出発は朝早く。お金を1000円だけ持った私はそれ以外は邪魔だったので持たずに、待ち合わせ場所の学校までに行った。夏なのでもう明るい。私達は5時半には学校を出発できた。遅くとも夕方の3時までには戻り、キャッチボールをしたら帰るつもりだった。
自転車旅のことをお互い親には言っていたが、両方の両親はお盆で忙しく、誰にも見送られることなくスタートを切った。
朝から蒸し暑かった。
途中途中水分を取りながら1時間ほどで街の端っこについた。この話のメインステージのトンネルはそこにあった。
30分ほど移動したところで根性なしにも面倒くささを感じていた私達は、街を抜ける前にやる気が抜けたのと少し疲れたのもあり、時間もあることだし遊ぼうということになった。
夏の醍醐味はお化け屋敷等の心霊スポット系だ。
冒頭にも話したように、私達の街は街といっても田舎なほうだ。トンネルがあるのも街のはずればかりで、そこらは大体山に囲まれまくっている。
私達は、近くにあったトンネルの中で長くて古そうなトンネルを見つけると、その中に入ってみることにした。
そのトンネルには明かりが一切なかった。
トンネルの長さは300m程で、途中100mごとに曲がっているところもあり、終りが見えない。
そしてこのトンネルの異常なところは、「トンネルの横にあること」なのだ。
このトンネルは国道横、山に入っていく道にある。トンネルを抜けた先は普通に小さな村なのだが、このトンネルを利用する人はいない。
・・・実は、このトンネルはもう使われてはいない。
ここまで使われている風に書いてきたが、実は使われていないのだ。
横に新しいトンネルができることになったからだ。新しいトンネルはこのトンネルのようにムダに長くない。ほんの3、40m程で向こう側に着いてしまう。明かりもつく。

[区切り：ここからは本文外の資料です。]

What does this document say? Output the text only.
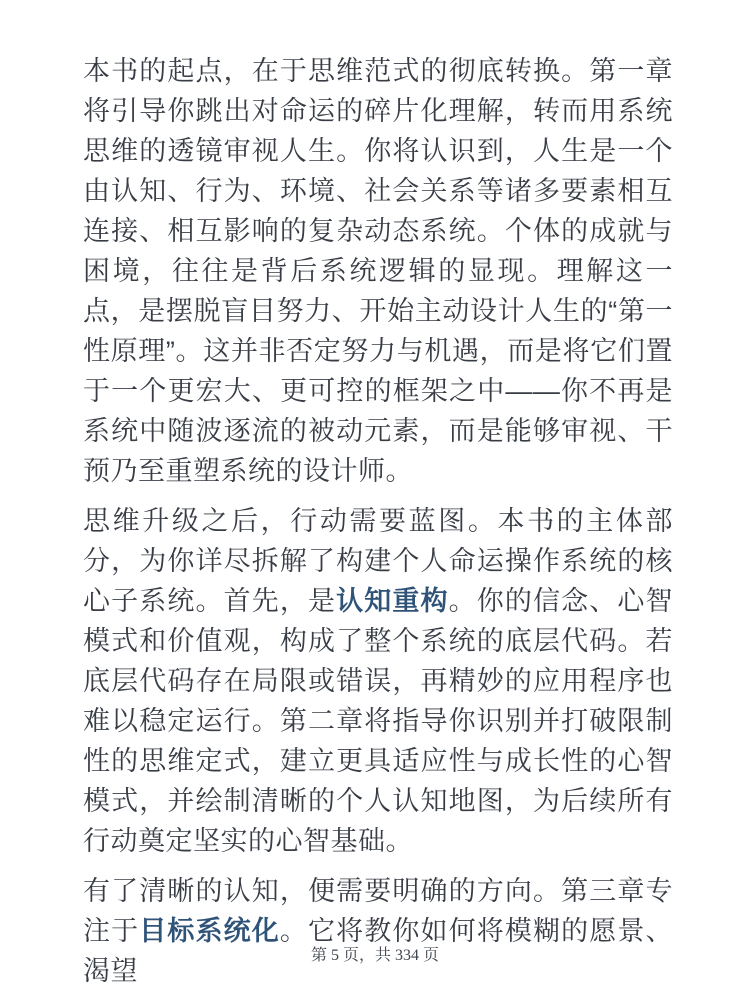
本书的起点，在于思维范式的彻底转换。第一章将引导你跳出对命运的碎片化理解，转而用系统思维的透镜审视人生。你将认识到，人生是一个由认知、行为、环境、社会关系等诸多要素相互连接、相互影响的复杂动态系统。个体的成就与困境，往往是背后系统逻辑的显现。理解这一点，是摆脱盲目努力、开始主动设计人生的“第一性原理”。这并非否定努力与机遇，而是将它们置于一个更宏大、更可控的框架之中——你不再是系统中随波逐流的被动元素，而是能够审视、干预乃至重塑系统的设计师。

思维升级之后，行动需要蓝图。本书的主体部分，为你详尽拆解了构建个人命运操作系统的核心子系统。首先，是认知重构。你的信念、心智模式和价值观，构成了整个系统的底层代码。若底层代码存在局限或错误，再精妙的应用程序也难以稳定运行。第二章将指导你识别并打破限制性的思维定式，建立更具适应性与成长性的心智模式，并绘制清晰的个人认知地图，为后续所有行动奠定坚实的心智基础。

有了清晰的认知，便需要明确的方向。第三章专注于目标系统化。它将教你如何将模糊的愿景、渴望

第 5 页，共 334 页
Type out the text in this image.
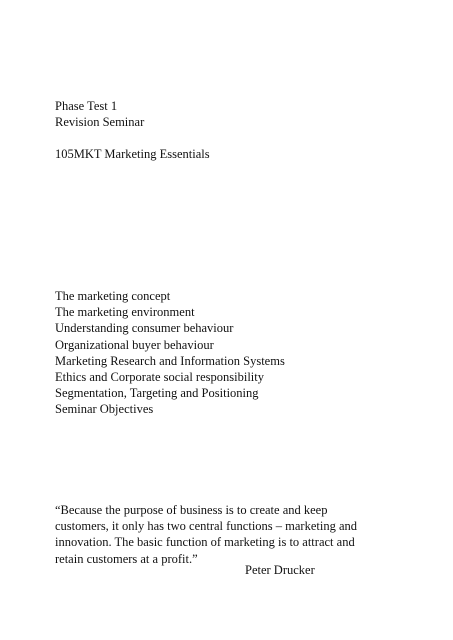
Phase Test 1
Revision Seminar
105MKT Marketing Essentials
The marketing concept
The marketing environment
Understanding consumer behaviour
Organizational buyer behaviour
Marketing Research and Information Systems
Ethics and Corporate social responsibility
Segmentation, Targeting and Positioning
Seminar Objectives
“Because the purpose of business is to create and keep
customers, it only has two central functions – marketing and
innovation. The basic function of marketing is to attract and
retain customers at a profit.”
Peter Drucker
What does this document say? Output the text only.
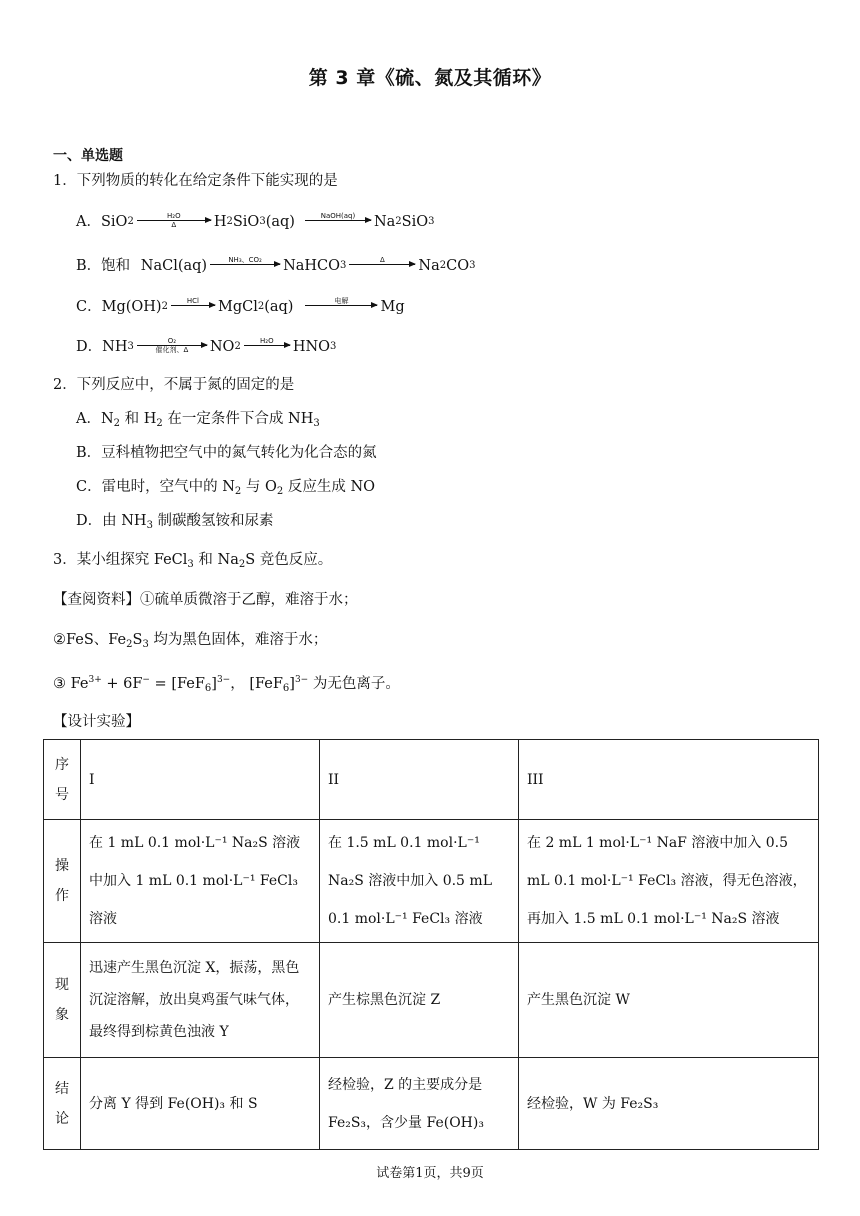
第 3 章《硫、氮及其循环》
一、单选题
1．下列物质的转化在给定条件下能实现的是
A． SiO 2
H₂O
Δ	H 2 SiO 3 (aq)	NaOH(aq) Na 2 SiO 3
B． 饱和 NaCl(aq)	NH₃、CO₂ NaHCO 3
Δ Na 2 CO 3
C． Mg(OH) 2
HCl MgCl 2 (aq)	电解 Mg
D． NH 3
O₂
催化剂、Δ NO 2
H₂O HNO 3
2．下列反应中，不属于氮的固定的是
A．$N_2$ 和 $H_2$ 在一定条件下合成 $NH_3$
B．豆科植物把空气中的氮气转化为化合态的氮
C．雷电时，空气中的 $N_2$ 与 $O_2$ 反应生成 NO
D．由 $NH_3$ 制碳酸氢铵和尿素
3．某小组探究 FeCl$_3$ 和 $Na_2S$ 竞色反应。
【查阅资料】①硫单质微溶于乙醇，难溶于水；
②FeS、$Fe_2S_3$ 均为黑色固体，难溶于水；
③ $Fe^{3+} + 6F^- = [FeF_6]^{3-}$， $[FeF_6]^{3-}$ 为无色离子。
【设计实验】
序号	I	II	III
操作	在 1 mL 0.1 mol·L⁻¹ Na₂S 溶液中加入 1 mL 0.1 mol·L⁻¹ FeCl₃ 溶液	在 1.5 mL 0.1 mol·L⁻¹ Na₂S 溶液中加入 0.5 mL 0.1 mol·L⁻¹ FeCl₃ 溶液	在 2 mL 1 mol·L⁻¹ NaF 溶液中加入 0.5 mL 0.1 mol·L⁻¹ FeCl₃ 溶液，得无色溶液，再加入 1.5 mL 0.1 mol·L⁻¹ Na₂S 溶液
现象	迅速产生黑色沉淀 X，振荡，黑色沉淀溶解，放出臭鸡蛋气味气体，最终得到棕黄色浊液 Y	产生棕黑色沉淀 Z	产生黑色沉淀 W
结论	分离 Y 得到 Fe(OH)₃ 和 S	经检验，Z 的主要成分是 Fe₂S₃，含少量 Fe(OH)₃	经检验，W 为 Fe₂S₃
试卷第1页，共9页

古い方のトンネルと新しい方のトンネルとの距離の差は横に10mもない。
そして、古い方のトンネルは大分前に封鎖されていた。
恐らくだが、便利性を欠けていたことが関係しているだろう。
それに、旧トンネルはすぐ横が崖で、少しでも穴が空いたら一気に風が吹き付けたり、そこから支えられなくなった周りが崩壊していき、破損の被害は甚大化してしまう危険性があった。なぜそんな危険な場所に道とトンネルを作ったかはわからないが、私が考えるにこれらのことからこのトンネルは封鎖されたのだろう。
奥から吹き抜ける涼しい風と、明かりがないので奥に行くほど暗くなるその雰囲気はまさに心霊スポットだ。
これからここに入ることに対し私達は、これだ!とお互い賛成した。
トンネルに入るとすぐ、強い風が吹いてきた。気持ちいい。
すっかり自転車での疲れが取れた私達は足取り軽くトンネルを進んだ。ライトで前を照らすも、少しの範囲しか照らせない。トンネルはそれほど、暗かった。
その時、急に友人がころんだ。
「わっう」
石に躓(つまづ)いたらしい。変な声を出しながら友人は倒れた。
「何してんだ!」
大きな声で、笑いながら話しかける。
少しだけ声が響いた。友人を起こそうとしたときだ。
「おい、おかしいぞ」
友人が表情を曇らせる。
「ん?な、なにが」
最初はなにか脅かしてくるのでは、と少しびびった。場所の雰囲気もあり、その時の友人の雰囲気は本当に怖かった。
「いや、最初から⋯」
ここに来て、普段の冷静な友人が出てくる。私はこの友人にはなんとも話しづらく、友人を起こすと話だけ聞くことにした。